Pakistan has a population of 193 million with almost 366,000 cases of TB reported in 2016 and only 69% coverage for TB treatment.[1] The private sector provides 70% of Pakistan’s health care, and retail pharmacies are often the first point of care because they offer convenient hours, geographic accessibility, and privacy. However, they had not been enlisted as a formal sector in TB case detection.
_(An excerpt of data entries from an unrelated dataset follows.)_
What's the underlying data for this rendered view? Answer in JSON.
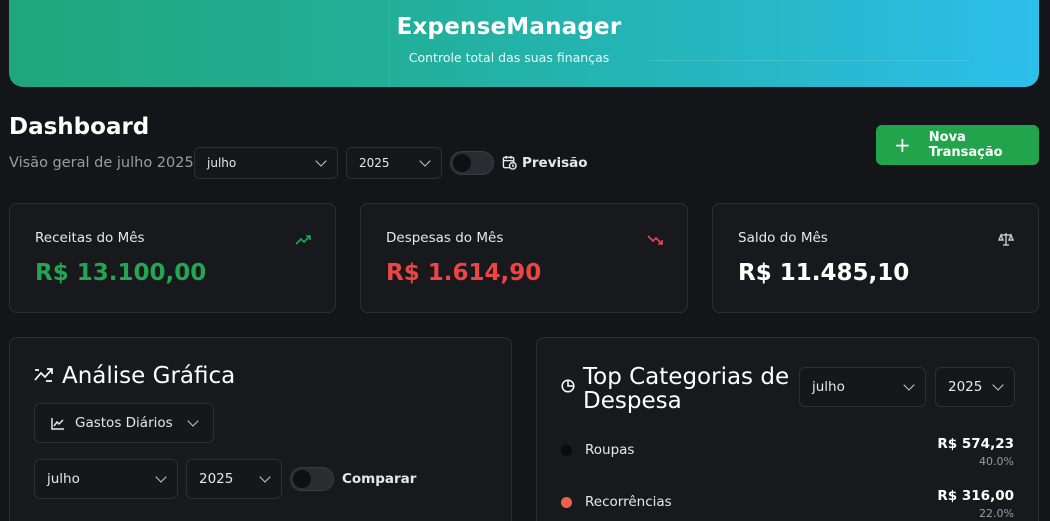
{
  "header": {
    "brand": "ExpenseManager",
    "tagline": "Controle total das suas finanças"
  },
  "dashboard": {
    "title": "Dashboard",
    "subtitle": "Visão geral de julho 2025",
    "month_select": "julho",
    "year_select": "2025",
    "forecast_label": "Previsão",
    "forecast_enabled": false,
    "new_transaction_label": "Nova Transação"
  },
  "stats": [
    {
      "label": "Receitas do Mês",
      "value": "R$ 13.100,00",
      "color": "#22a652",
      "icon": "trending-up-icon"
    },
    {
      "label": "Despesas do Mês",
      "value": "R$ 1.614,90",
      "color": "#ef4444",
      "icon": "trending-down-icon"
    },
    {
      "label": "Saldo do Mês",
      "value": "R$ 11.485,10",
      "color": "#ffffff",
      "icon": "scale-icon"
    }
  ],
  "analysis": {
    "title": "Análise Gráfica",
    "chart_type_select": "Gastos Diários",
    "month_select": "julho",
    "year_select": "2025",
    "compare_label": "Comparar",
    "compare_enabled": false
  },
  "top_categories": {
    "title_line1": "Top Categorias de",
    "title_line2": "Despesa",
    "month_select": "julho",
    "year_select": "2025",
    "items": [
      {
        "name": "Roupas",
        "amount": "R$ 574,23",
        "percent": "40.0%",
        "color": "#0b0b0d"
      },
      {
        "name": "Recorrências",
        "amount": "R$ 316,00",
        "percent": "22.0%",
        "color": "#f0614a"
      }
    ]
  },
  "colors": {
    "background": "#141518",
    "card": "#18191d",
    "accent_green": "#21a44b",
    "banner_start": "#1fa67a",
    "banner_end": "#2cbfeb"
  }
}
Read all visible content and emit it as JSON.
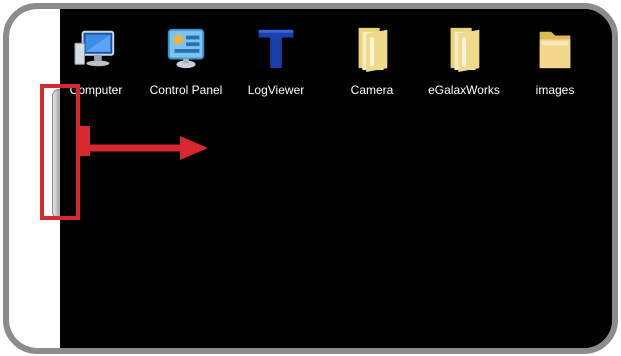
{
  "desktop": {
    "icons": [
      {
        "label": "Computer",
        "icon": "computer-icon"
      },
      {
        "label": "Control Panel",
        "icon": "control-panel-icon"
      },
      {
        "label": "LogViewer",
        "icon": "logviewer-icon"
      },
      {
        "label": "Camera",
        "icon": "folder-icon"
      },
      {
        "label": "eGalaxWorks",
        "icon": "folder-icon"
      },
      {
        "label": "images",
        "icon": "folder-icon"
      }
    ]
  },
  "annotation": {
    "highlight_color": "#d6282e",
    "arrow_direction": "right"
  },
  "colors": {
    "desktop_background": "#000000",
    "frame_bezel": "#8c8c8c",
    "side_panel": "#ffffff"
  }
}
According to the countdown to 2030 report, the country has a neonatal mortality rate at 46/1,000 live births in 2015 and only 52% of births are attended by skilled birth attendants and about 12% of under-5 deaths are due to sepsis.[2] SIAPS, with support from USAID, has provided technical assistance to the MOH in introducing 7.1% chlorhexidine for umbilical cord care in Pakistan and also worked with the National TB Control Program (NTP) on engaging private sector pharmacies in early TB case detection.

Project Highlights

  • SIAPS and the NTP conducted a survey in private pharmacies to assess knowledge, attitudes, and practices related to TB; findings suggested the strong potential to contribute to TB care.
  • Total cases referred and tested positive (N = total number of pharmacies in that city) [Click to enlarge]
    Under the public-private mix initiative to increase early TB case detection, six high-burden districts were selected. SIAPS supported the development of the curriculum to train pharmacy staff; 502 pharmacies were engaged, of which more than 50% served largely rural and peri-urban vulnerable populations.
  • Under the UN Commission, SIAPS supported the introduction of 7.1% chlorhexidine for umbilical cord care in Pakistan. Stakeholder’s meetings were conducted to advocate for inclusion in the essential medicine list (EML) and standard treatment guideline (STG). SIAPS supported the development of a country introduction plan in consultation with local stakeholders. Initial discussions were held with potential manufacturers to start local production.
  • NTP staff were trained on QuanTB and they participated in regional workshops at the Global TB Supply Chain Meeting in Bangkok.


  • [Click to enlarge]
    Over 7 months, pharmacy staff who had been trained on screening clients with TB-like symptoms referred 1,071 clients to diagnostic and treatment centers, where 77% were traceable and 18% tested positive.
  • A national chlorhexidine introduction strategy was produced.
  • 1% Chlorhexidine has been added to the national and provincial EMLs and STG for umbilical cord care.
  • QuanTB has been implemented and used nationally.


As a result of the initiative on engaging pharmacies, the NTP has taken it up and made a policy decision to include private pharmacies in the 2020 national strategic plan for TB control. TB medicines are better forecasted using QuanTB.